O artigo 111 do CTN tem sido objeto de críticas freqüentes sob o argumento de que a
interpretação não seria uma forma de interpretação jurídica, mas apenas uma compreensão
simplista de determinado dispositivo legal.
Neste contexto, pode-se destacar as lições de Ricardo Lobo Torres15, segundo o qual:
“Do ponto de vista do limite do processo interpretativo, o art.111 constitui uma demasia e uma redundância, posto que a interpretação literal se confunde com a própria interpretação; por outro lado, é ambíguo e insuficiente em virtude da imprecisão do limite de expressividade da letra da lei, que antes examinamos”
Apesar das muitas críticas, trata-se de dispositivo em vigor e cuja regra vem sendo
entendida como a vedação de que as normas que prevejam a suspensão ou exclusão do crédito
tributário, a outorga de isenção, ou a dispensa do cumprimento de obrigações tributárias
acessórias não devem comportar nenhuma forma de integração prevista no artigo 108 do
CTN. Ao contrário, tais regras devem ser interpretadas literalmente.
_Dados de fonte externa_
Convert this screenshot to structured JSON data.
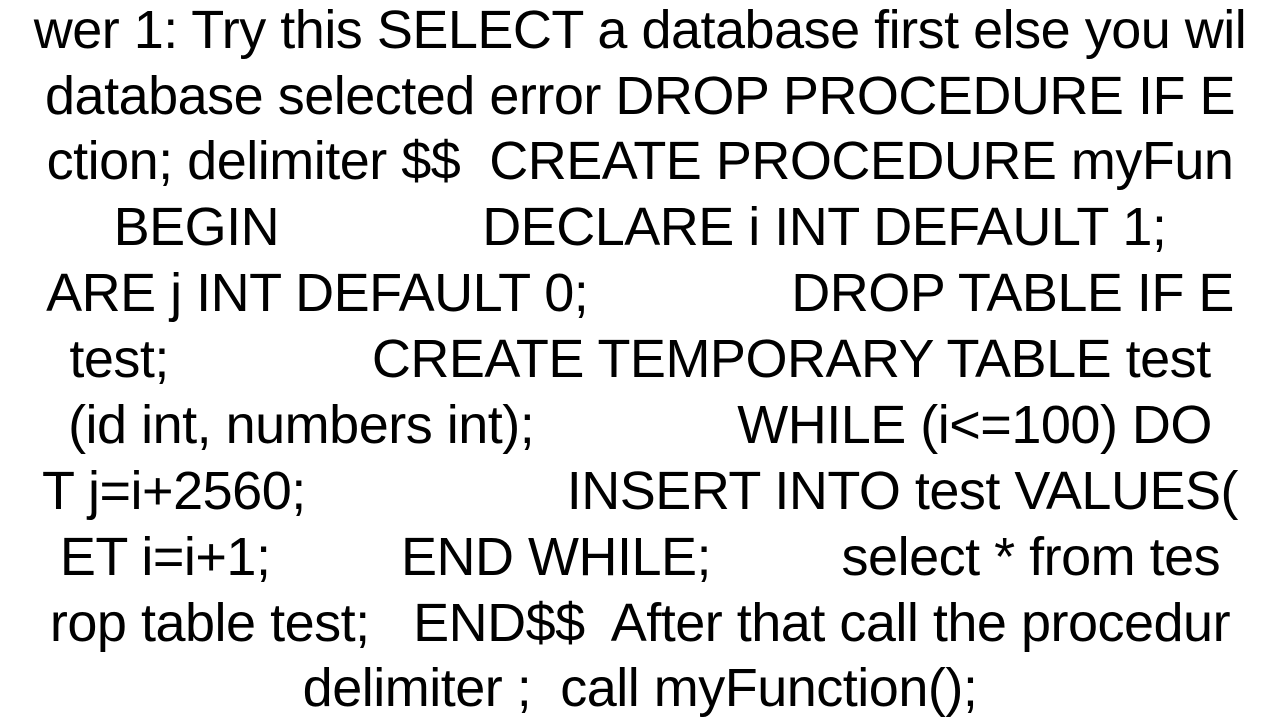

Trazendo os ensinamentos acima para o caso sob análise, o objetivo do artigo 111 do
CTN é que as normas tributárias que tratam sobre a exclusão do crédito tributário sejam
interpretadas literalmente, não podendo, consequentemente, ser restringido, tampouco
ampliado, o conceito do termo “embarcação” disposto no artigo 1º, I, da Lei nº 9.481/1997.
Assim, sendo certo que o artigo 111, I, do CTN impõe interpretação restritiva para as
normas que disponham sobre a exclusão do crédito tributário, e que o elemento destinação
não se faz presente no artigo 2o, inciso V, da Lei n. 9.537/97, não poderia a conjugação de
ambos culminar na restrição imposta pelo fisco. Justamente o contrário.
O artigo 111 do CTN busca uma posição neutra do intérprete em relação à lei, no
sentido de nada acrescer ao que ela determina e também nada retirar. Cabe-lhe, portanto, dizer
15 TORRES. Ricardo Lobo. Normas de interpretação e integração do Direito Tributário, 2ª Ed. Forense: Rio de Janeiro, 1994, p.103.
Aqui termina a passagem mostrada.